Operation Oysterhood: quarantine, take two, day seven

OYSTERHOOD is reclusiveness or solitude, or an overwhelming desire to stay at home.

— @HaggardHawks

The President is COVID-19-positive. And every day I hear of more and more cases of people I know being infected and/or quarantining. But this time, no one I know is in the hospital. And because all my nearest and dearest are vaccinated, I am very hopeful that it will stay that way.

Monday was mostly an admin day and I completed all the usual Monday duties around the house. I finally took out my bead Christmas tree and opened a packet of Hoghouse gingerbread hearts and all of a sudden it felt like Christmas was coming after all. It’s not easy to get into the proper mood.

Judging from the info the doctor supplied us with, yesterday was a good day to test for COVID-19 after my exposure and no symptoms so far. I went to a walk-in testing centre in Goodwood, paid a newly-announced, reduced fee of R650 (because I did not need a doctor’s appointment and referral for this PCR test, it was actually half the price of what I paid previously), had my brain tickled and went home within a few minutes of arrival (very smooth organisation). I knew that the result would be negative, but was happy to pay for the confirmation. Theoretically, a negative test does not excuse one from quarantine, and I decided to follow the advice for two reasons: the first is that there is a miniscule chance that the test could be a false negative and that there is also a miniscule chance that I might still develop symptoms and test positive ten days into quarantine, and thus become a danger to others; and the second reason is that quarantine protects me from a potential other infection source that would completely muddy the traceable infection waters. I am not an essential worker, healthcare provider or anything else important that requires me to go out there into the world as soon as possible. Quarantine keeps others and myself safe. I am continuing with my work and also resting. After the stresses of the past year, it is not a bad idea to sit at home and not risk anything for a few days. Life is hard enough as it is.
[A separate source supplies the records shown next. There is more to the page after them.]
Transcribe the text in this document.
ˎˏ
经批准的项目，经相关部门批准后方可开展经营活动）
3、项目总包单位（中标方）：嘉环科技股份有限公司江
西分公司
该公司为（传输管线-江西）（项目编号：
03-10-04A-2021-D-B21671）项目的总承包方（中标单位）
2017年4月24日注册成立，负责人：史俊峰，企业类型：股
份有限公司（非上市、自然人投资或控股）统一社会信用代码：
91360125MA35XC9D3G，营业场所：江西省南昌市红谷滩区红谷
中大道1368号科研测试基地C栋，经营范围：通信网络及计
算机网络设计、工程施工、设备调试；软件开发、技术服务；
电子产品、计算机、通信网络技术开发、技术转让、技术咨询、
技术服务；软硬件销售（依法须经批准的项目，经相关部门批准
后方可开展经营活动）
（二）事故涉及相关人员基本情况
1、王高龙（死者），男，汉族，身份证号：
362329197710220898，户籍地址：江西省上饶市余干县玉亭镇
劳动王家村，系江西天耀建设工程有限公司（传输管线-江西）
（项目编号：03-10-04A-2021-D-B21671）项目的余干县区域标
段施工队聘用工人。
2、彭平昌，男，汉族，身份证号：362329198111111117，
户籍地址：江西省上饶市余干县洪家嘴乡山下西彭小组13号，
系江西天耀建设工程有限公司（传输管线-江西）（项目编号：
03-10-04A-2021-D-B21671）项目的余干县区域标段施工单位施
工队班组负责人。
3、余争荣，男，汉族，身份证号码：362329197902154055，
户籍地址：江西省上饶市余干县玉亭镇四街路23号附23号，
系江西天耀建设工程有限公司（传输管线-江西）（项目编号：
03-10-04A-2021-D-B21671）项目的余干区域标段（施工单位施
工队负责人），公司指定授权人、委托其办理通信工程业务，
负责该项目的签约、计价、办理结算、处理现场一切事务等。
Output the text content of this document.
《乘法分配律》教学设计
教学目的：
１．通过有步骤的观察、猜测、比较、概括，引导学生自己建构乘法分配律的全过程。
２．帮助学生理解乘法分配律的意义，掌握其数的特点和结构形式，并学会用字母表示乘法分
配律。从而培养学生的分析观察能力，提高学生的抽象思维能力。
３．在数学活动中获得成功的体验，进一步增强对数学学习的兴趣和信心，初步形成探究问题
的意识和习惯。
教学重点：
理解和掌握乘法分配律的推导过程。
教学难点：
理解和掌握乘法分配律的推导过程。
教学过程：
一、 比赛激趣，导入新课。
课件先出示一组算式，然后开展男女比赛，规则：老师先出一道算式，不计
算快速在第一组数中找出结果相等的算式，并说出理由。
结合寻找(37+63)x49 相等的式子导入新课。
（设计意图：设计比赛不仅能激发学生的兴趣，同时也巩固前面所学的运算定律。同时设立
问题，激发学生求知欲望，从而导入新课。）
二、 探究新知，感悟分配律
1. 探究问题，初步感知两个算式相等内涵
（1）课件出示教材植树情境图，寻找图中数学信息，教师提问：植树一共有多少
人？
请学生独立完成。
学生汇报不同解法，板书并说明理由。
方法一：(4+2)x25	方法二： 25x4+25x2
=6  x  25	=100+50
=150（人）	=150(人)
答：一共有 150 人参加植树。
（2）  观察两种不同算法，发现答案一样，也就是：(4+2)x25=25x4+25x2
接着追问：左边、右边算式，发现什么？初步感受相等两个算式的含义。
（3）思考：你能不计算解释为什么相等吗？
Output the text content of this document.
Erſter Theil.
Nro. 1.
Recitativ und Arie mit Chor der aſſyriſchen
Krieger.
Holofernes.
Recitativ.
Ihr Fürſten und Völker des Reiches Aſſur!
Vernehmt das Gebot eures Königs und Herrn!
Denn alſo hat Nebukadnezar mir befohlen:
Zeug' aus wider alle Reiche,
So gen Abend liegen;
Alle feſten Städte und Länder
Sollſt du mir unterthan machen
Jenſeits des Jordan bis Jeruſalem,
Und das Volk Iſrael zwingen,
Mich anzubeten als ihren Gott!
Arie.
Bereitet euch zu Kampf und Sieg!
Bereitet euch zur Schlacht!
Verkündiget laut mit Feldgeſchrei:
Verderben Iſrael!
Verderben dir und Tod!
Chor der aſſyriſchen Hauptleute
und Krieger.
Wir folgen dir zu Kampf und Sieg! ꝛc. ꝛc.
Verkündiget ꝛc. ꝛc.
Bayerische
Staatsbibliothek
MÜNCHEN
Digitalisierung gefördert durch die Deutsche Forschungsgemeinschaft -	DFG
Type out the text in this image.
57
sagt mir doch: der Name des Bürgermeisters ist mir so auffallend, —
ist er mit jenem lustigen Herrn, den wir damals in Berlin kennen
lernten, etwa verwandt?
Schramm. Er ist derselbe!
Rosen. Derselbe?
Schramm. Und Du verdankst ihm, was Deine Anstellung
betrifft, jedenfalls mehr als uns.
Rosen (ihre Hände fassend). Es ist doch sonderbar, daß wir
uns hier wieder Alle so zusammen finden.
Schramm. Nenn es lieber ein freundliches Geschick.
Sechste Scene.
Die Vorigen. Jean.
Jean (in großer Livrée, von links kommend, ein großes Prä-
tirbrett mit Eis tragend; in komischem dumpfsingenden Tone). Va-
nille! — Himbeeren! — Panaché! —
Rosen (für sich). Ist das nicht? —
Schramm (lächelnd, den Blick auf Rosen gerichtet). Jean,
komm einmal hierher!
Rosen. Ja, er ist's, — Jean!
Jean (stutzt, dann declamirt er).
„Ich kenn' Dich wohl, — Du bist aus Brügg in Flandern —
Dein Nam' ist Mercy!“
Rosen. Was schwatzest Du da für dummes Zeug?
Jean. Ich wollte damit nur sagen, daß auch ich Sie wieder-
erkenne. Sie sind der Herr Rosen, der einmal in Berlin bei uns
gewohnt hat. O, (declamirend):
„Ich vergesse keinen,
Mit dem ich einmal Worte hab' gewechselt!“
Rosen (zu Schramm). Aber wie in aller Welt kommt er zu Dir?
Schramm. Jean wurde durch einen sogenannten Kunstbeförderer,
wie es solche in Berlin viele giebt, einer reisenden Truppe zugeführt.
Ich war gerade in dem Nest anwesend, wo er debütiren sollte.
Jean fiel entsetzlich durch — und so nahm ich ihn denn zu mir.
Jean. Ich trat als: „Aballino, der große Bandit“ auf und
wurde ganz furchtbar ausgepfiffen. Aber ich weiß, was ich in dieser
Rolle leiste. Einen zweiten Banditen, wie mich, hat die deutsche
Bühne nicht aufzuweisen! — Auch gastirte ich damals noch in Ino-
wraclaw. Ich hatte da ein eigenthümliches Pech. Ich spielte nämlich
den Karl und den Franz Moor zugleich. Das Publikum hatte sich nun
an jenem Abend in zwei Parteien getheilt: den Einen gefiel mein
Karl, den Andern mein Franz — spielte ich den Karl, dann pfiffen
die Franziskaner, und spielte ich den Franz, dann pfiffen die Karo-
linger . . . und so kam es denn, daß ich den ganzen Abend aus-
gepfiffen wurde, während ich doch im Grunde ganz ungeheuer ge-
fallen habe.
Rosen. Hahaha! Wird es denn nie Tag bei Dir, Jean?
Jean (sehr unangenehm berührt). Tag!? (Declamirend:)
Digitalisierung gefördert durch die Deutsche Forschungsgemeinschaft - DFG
My love worked from home yesterday, and in the evening we sat a few metres apart in the chilly wind outside and just enjoyed each other’s company for a little while again. He will be out of self-isolation soon. We have wonderful plans for Christmas and I now need to keep safe not to jeopardise them. I want to enjoy the festive season without stress. At least the kind that can easily be avoided.

The pandemic has made our lives smaller and more complicated, but we need to learn how to go on anyway while doing the least possible harm to ourselves and others.

My test result arrived late in the evening when I was already asleep, but I had a huge insomnia gap (first in a while) in the early hours and saw it in the night. When I finally went back to sleep, I dreamt of being at a birthday party of a friend who passed away the year before the pandemic. The birthday party was at an old-age home and he was happy to have all his friends around him, performing a little jig for us. In the dream, seeing him in such a great mood, I thought that heaven was good for him. And then I woke up and missed him, and other loved ones who are no longer with us.

Mortality – ‘the state of being subject to death’ – is haunting.

Be kind. Wear a mask. Support local. Get vaccinated, please.

“Physical distancing remains one of the key strategies to curb this pandemic.”